About 1,000 soldiers, including senior military officers, kidnapped by the Tigray People’s Liberation Front (TPLF) on 4 November, have been freed in an operation conducted by the National Defence Force (NDF) and the Federal police, a senior military officer has said.
NDF Indoctrination Director-General, Maj.-Gen. Mohammed Tessema, was quoted by the state-owned Ethiopian News Agency (ENA) as saying that the TPLF leaders had kidnapped some 1,000 soldiers of the Northern Command after inviting them to dinner on November 4 .
“The fugitive TPLF junta had been running with their hostages for about a month, till they kept them at a place called Adet, which used to be a command base during the armed struggle,” he added.
However, in a joint military operation conducted by the NDF and the Federal Police, the soldiers, including the Operations Deputy Head of the Northern Command, Brig.-Gen.
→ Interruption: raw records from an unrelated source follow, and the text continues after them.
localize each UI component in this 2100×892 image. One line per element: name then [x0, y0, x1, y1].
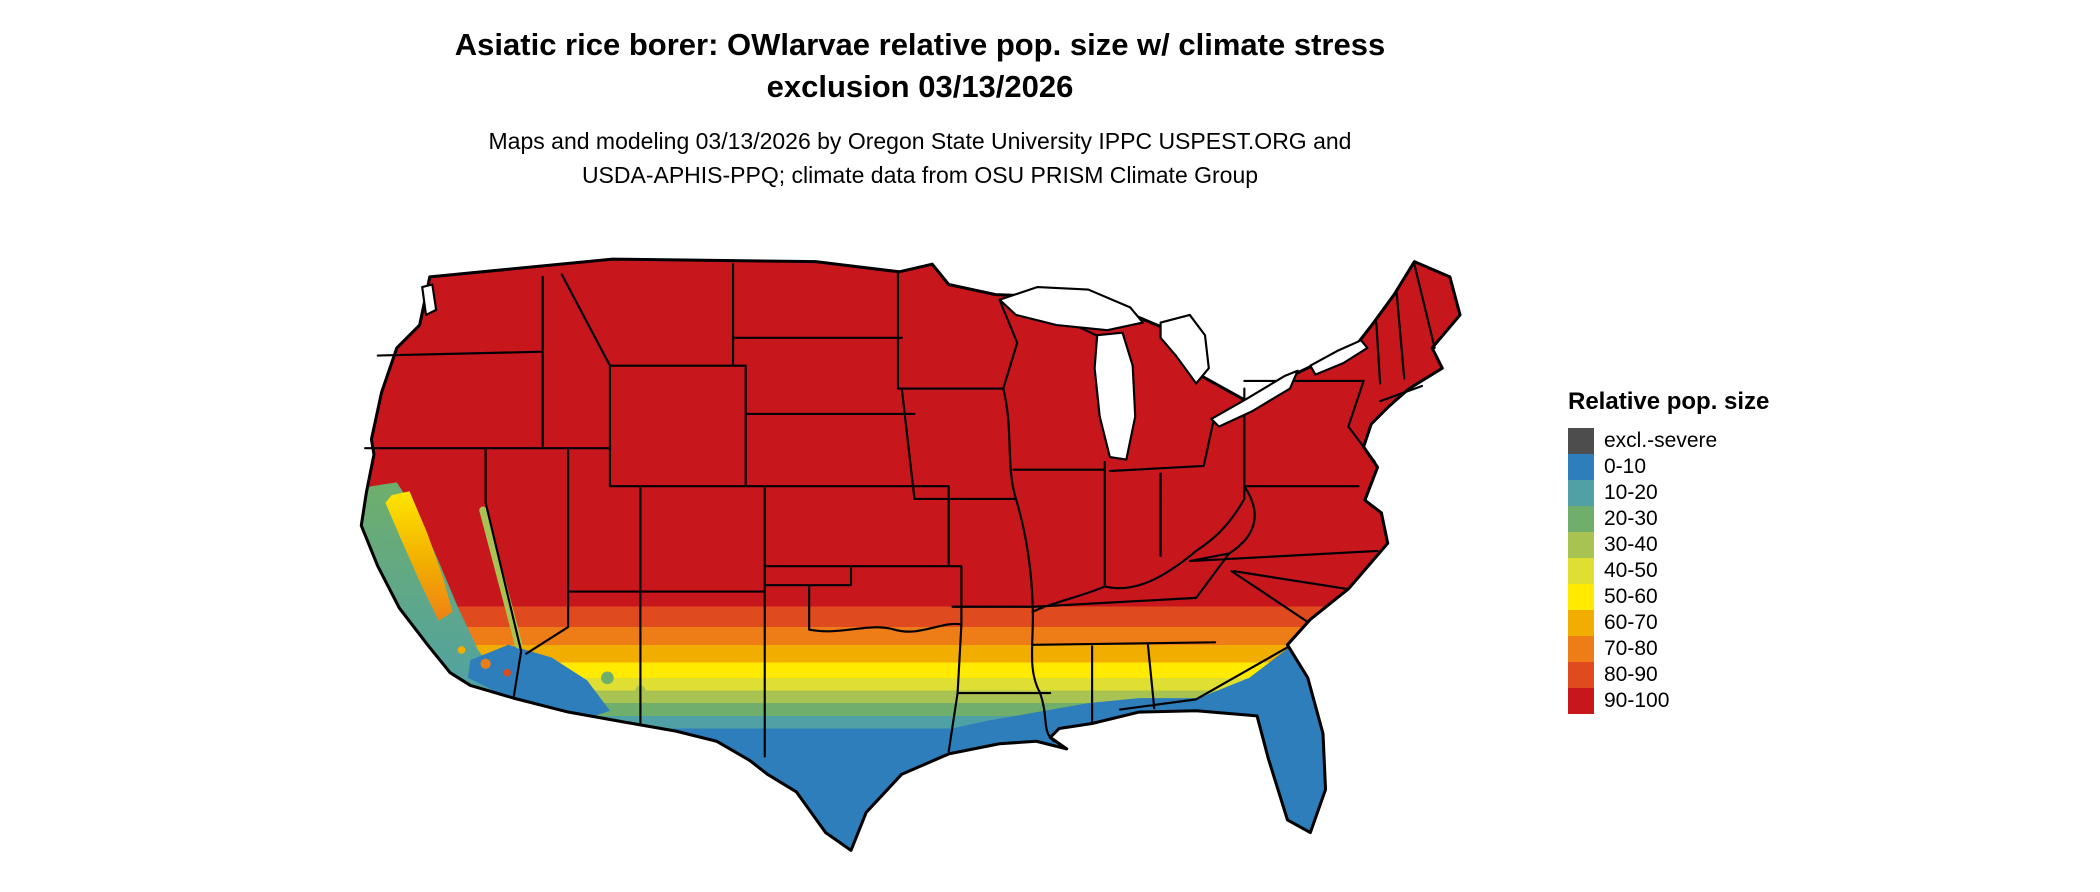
lake-michigan: [1093, 331, 1137, 461]
us-map: [359, 257, 1462, 852]
lake-ontario: [1309, 339, 1369, 376]
legend-item: 0-10: [1568, 454, 1888, 480]
legend-label: 30-40: [1604, 533, 1658, 556]
legend-item: 30-40: [1568, 532, 1888, 558]
legend-swatch: [1568, 428, 1594, 454]
great-lakes: [421, 283, 1369, 461]
legend-swatch: [1568, 454, 1594, 480]
legend-label: 10-20: [1604, 481, 1658, 504]
subtitle-line-2: USDA-APHIS-PPQ; climate data from OSU PR…: [581, 162, 1259, 188]
legend-label: 70-80: [1604, 637, 1658, 660]
legend-items: excl.-severe 0-10 10-20 20-30 30-40 40-50 50-6…: [1568, 428, 1888, 714]
lake-huron: [1159, 313, 1210, 385]
legend-swatch: [1568, 584, 1594, 610]
legend-label: 40-50: [1604, 559, 1658, 582]
legend-item: 90-100: [1568, 688, 1888, 714]
legend-item: 80-90: [1568, 662, 1888, 688]
lake-superior: [998, 285, 1144, 332]
sierra-strip: [479, 506, 523, 649]
legend-swatch: [1568, 480, 1594, 506]
figure-subtitle: Maps and modeling 03/13/2026 by Oregon S…: [310, 124, 1530, 192]
region-socal-desert-lowpop: [467, 644, 610, 721]
legend-item: 10-20: [1568, 480, 1888, 506]
legend-swatch: [1568, 610, 1594, 636]
map-legend: Relative pop. size excl.-severe 0-10 10-20…: [1568, 388, 1888, 714]
subtitle-line-1: Maps and modeling 03/13/2026 by Oregon S…: [488, 128, 1352, 154]
legend-label: 90-100: [1604, 689, 1670, 712]
state-borders: [364, 263, 1436, 758]
legend-label: 80-90: [1604, 663, 1658, 686]
legend-label: 20-30: [1604, 507, 1658, 530]
figure-title: Asiatic rice borer: OWlarvae relative po…: [310, 24, 1530, 108]
legend-swatch: [1568, 662, 1594, 688]
legend-item: 60-70: [1568, 610, 1888, 636]
lake-erie: [1210, 369, 1299, 428]
legend-swatch: [1568, 506, 1594, 532]
legend-label: excl.-severe: [1604, 429, 1718, 452]
legend-swatch: [1568, 558, 1594, 584]
speckle-arizona-green: [601, 671, 614, 685]
legend-label: 50-60: [1604, 585, 1658, 608]
title-line-2: exclusion 03/13/2026: [766, 69, 1074, 104]
figure-header: Asiatic rice borer: OWlarvae relative po…: [310, 24, 1530, 192]
speckle-socal-red: [503, 668, 511, 677]
legend-item: 70-80: [1568, 636, 1888, 662]
legend-swatch: [1568, 688, 1594, 714]
legend-swatch: [1568, 532, 1594, 558]
speckle-socal-orange: [480, 658, 491, 669]
puget-sound: [421, 283, 438, 317]
title-line-1: Asiatic rice borer: OWlarvae relative po…: [454, 27, 1386, 62]
legend-item: 20-30: [1568, 506, 1888, 532]
region-central-valley: [385, 491, 453, 621]
legend-swatch: [1568, 636, 1594, 662]
speckle-socal-amber: [457, 646, 466, 654]
legend-label: 0-10: [1604, 455, 1647, 478]
map-fill-layer: [361, 259, 1461, 851]
legend-item: 50-60: [1568, 584, 1888, 610]
legend-item: excl.-severe: [1568, 428, 1888, 454]
legend-label: 60-70: [1604, 611, 1658, 634]
legend-title: Relative pop. size: [1568, 388, 1770, 415]
legend-item: 40-50: [1568, 558, 1888, 584]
Adamneh Mengsite, were freed without any harm.
According to Maj.-Gen. Mohammed, “the operation to hunt, arrest and bring to justice the TPLF junta cliques has been intensified by the NDF and the federal police”.
The Ethiopian government launched a military offensive in the Tigray region on November 4, after months of a confrontation between the political leaders in Tigray and those in Addis Ababa.
The TPLF, whose leaders remained the dominant force in the defunct Ethiopian Peoples Revolutionary Democratic Front (EPRDF), walked out of the ruling coalition and later organised elections, which were not sanctioned by the government.
Political disagreements worsened when the government decided to cut off the release of budget funds from the federal government. The leadership in Tigray declared they did not recognise the extension of the tenure of the Federal Government, Members of Parliament and the Federal Executive.
The military offensive toppled the governing authority in the Tigray region, but the group has been promising to retaliate.